Darul Iman Jamia Masjid Qurtuba’s story is as dramatic as the sectarian history of Pakistan.
The newly-built mosque in Islamabad’s Margalla foothills is calling upon its followers to stop discriminating along sectarian lines and to start praying together – in whichever way they like – under the same roof.
Zahid Iqbal is a local businessman who conceptualised the idea of a sect-free mosque in 2010. He bought the mosque plot in the E-11 sector. But the road to the realisation of his dream wasn’t easy: At first, authorities refused to register it as a sect-free mosque. Under Capital Development Authority rules, every mosque has to declare its sect following, before being granted permission to build the mosque.
The procedure involved some complicated maneuvering: To bypass the strict rules, he registered a trust, and then sub-registered the mosque under the trust’s banner: The Al-Kitaab Foundation Trust.
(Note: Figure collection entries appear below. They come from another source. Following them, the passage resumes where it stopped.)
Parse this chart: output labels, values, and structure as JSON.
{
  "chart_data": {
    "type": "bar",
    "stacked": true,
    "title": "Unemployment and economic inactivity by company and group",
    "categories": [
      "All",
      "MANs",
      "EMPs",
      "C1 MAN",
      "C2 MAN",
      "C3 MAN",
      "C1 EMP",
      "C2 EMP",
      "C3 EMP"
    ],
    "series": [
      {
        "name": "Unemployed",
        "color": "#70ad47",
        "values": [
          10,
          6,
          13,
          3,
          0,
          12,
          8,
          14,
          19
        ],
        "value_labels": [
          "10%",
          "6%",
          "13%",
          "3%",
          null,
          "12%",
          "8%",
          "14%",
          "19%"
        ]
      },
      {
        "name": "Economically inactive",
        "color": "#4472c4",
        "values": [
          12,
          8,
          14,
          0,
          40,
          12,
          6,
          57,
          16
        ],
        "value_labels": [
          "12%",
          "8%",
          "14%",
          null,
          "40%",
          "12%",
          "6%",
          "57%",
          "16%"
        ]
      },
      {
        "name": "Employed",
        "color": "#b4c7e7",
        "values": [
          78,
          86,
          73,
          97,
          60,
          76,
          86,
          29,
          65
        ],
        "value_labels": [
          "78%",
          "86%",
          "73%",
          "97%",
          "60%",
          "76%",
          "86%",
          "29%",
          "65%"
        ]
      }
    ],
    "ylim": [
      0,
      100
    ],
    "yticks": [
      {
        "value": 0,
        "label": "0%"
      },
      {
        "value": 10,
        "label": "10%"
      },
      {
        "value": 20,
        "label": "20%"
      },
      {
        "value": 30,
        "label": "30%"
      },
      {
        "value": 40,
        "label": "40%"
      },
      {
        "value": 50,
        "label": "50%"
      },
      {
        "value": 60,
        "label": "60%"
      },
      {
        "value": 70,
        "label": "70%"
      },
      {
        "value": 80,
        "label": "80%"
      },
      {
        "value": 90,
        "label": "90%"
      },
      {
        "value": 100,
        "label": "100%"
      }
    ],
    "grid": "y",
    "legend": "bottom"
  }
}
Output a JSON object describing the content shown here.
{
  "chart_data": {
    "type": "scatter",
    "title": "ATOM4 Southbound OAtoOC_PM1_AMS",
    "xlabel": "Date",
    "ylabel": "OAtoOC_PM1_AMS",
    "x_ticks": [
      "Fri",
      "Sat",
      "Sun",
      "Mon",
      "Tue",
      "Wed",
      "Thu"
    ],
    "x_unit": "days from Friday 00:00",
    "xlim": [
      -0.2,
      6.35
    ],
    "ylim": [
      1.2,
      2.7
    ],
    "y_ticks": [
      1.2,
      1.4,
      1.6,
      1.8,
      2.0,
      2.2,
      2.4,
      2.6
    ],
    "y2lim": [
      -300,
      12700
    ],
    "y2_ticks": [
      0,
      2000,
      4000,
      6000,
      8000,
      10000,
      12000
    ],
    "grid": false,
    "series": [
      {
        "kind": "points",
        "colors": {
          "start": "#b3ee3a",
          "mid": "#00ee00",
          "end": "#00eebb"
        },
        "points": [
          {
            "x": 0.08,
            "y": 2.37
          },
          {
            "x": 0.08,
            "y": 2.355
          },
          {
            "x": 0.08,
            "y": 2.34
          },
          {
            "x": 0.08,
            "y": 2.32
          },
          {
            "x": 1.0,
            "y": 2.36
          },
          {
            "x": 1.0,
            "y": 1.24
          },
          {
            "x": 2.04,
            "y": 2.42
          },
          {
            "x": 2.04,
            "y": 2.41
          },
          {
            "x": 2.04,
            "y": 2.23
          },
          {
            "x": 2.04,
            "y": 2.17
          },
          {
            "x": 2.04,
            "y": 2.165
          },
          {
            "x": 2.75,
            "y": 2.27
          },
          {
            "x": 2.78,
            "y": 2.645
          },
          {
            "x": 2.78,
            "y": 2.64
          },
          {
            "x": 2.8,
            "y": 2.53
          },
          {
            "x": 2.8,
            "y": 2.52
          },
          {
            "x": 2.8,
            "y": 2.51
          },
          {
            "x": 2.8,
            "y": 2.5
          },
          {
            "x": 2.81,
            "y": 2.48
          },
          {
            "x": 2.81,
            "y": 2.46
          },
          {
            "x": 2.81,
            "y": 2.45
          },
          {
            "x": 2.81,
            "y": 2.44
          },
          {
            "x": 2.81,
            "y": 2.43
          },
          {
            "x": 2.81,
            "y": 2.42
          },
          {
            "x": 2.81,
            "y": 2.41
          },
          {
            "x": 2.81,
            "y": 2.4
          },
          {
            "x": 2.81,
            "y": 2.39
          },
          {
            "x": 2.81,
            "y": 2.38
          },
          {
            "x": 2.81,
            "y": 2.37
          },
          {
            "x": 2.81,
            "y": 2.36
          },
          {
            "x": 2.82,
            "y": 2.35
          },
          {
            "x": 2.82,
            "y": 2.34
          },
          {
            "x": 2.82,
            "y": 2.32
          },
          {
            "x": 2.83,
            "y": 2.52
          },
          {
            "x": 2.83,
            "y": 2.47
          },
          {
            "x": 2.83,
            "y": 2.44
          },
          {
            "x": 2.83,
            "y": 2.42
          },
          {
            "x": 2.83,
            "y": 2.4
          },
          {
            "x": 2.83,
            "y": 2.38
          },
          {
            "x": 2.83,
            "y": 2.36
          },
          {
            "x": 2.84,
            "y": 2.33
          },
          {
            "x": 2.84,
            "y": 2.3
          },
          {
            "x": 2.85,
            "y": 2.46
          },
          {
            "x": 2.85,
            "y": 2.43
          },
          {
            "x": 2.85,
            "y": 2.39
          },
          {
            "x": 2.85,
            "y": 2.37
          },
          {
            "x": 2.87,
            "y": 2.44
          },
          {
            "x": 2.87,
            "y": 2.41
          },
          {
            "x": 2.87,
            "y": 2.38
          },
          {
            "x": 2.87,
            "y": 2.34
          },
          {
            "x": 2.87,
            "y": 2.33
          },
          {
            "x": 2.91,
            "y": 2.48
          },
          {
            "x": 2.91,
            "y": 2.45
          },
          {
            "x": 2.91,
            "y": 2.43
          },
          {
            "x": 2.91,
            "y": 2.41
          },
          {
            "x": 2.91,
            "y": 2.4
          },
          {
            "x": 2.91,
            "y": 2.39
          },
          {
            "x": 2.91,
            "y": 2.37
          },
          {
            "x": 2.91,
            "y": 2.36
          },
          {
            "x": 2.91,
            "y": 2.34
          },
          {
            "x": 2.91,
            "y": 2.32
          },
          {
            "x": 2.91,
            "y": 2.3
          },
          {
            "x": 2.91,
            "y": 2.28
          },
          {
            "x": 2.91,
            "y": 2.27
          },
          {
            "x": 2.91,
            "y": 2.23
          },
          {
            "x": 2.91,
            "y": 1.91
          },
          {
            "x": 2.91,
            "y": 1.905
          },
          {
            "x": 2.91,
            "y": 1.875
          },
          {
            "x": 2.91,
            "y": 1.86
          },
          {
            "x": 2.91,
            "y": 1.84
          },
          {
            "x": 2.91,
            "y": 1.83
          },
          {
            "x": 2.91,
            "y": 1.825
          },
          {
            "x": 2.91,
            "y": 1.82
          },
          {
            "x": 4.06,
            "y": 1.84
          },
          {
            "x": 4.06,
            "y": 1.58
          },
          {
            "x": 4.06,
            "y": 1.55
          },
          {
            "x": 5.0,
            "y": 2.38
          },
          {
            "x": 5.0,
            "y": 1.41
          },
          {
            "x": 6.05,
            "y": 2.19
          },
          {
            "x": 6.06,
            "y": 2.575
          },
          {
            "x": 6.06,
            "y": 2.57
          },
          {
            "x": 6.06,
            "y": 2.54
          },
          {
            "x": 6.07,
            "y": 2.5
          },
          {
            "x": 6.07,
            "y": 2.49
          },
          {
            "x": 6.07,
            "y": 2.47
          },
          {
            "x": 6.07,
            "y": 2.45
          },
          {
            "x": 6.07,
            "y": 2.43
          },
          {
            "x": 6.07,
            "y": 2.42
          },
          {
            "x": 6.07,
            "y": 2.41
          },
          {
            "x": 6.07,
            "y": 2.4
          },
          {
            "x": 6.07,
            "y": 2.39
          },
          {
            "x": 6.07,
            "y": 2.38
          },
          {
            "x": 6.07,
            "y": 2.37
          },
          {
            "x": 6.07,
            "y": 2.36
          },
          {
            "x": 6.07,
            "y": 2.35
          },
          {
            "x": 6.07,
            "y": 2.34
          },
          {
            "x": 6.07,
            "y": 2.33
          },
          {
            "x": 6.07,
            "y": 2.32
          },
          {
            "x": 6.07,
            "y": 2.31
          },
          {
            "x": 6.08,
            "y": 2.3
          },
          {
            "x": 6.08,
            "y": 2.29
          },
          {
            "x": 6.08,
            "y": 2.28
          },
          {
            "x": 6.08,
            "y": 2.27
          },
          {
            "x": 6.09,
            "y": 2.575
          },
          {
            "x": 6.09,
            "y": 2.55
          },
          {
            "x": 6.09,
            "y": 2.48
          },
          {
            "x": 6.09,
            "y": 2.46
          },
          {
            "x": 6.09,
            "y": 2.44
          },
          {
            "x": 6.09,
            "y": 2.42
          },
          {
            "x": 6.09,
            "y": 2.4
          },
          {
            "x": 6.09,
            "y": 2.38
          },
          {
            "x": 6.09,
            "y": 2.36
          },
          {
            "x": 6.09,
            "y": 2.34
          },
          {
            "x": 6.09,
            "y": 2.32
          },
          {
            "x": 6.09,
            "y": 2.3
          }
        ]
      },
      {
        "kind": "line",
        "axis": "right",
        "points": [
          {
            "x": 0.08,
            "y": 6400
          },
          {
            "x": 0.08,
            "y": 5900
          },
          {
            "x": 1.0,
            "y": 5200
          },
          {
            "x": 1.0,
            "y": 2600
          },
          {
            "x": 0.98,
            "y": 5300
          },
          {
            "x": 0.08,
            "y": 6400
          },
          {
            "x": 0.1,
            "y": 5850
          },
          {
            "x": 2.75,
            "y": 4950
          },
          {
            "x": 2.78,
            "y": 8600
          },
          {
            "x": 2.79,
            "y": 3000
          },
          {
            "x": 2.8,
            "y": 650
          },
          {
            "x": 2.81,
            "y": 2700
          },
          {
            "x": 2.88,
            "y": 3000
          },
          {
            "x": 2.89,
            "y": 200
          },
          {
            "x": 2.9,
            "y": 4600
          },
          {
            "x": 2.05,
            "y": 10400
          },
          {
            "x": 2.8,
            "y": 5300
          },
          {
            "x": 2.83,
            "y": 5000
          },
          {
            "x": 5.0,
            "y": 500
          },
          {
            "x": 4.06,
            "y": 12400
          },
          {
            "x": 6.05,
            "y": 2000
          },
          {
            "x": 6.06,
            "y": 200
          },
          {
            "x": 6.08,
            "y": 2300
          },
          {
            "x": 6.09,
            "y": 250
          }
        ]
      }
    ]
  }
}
Meanwhile, Iqbal has already found an Imam for the mosque – Qari Jehangir, who is currently doing his Master’s degree from the Islamic University. The coordinator of the mosque is doing his MBA from Preston University. Both are young men in their twenties. The Imam and Khateeb are both from different sects – and the mosque administration says it will have no problem if a Shia Imam leads prayers.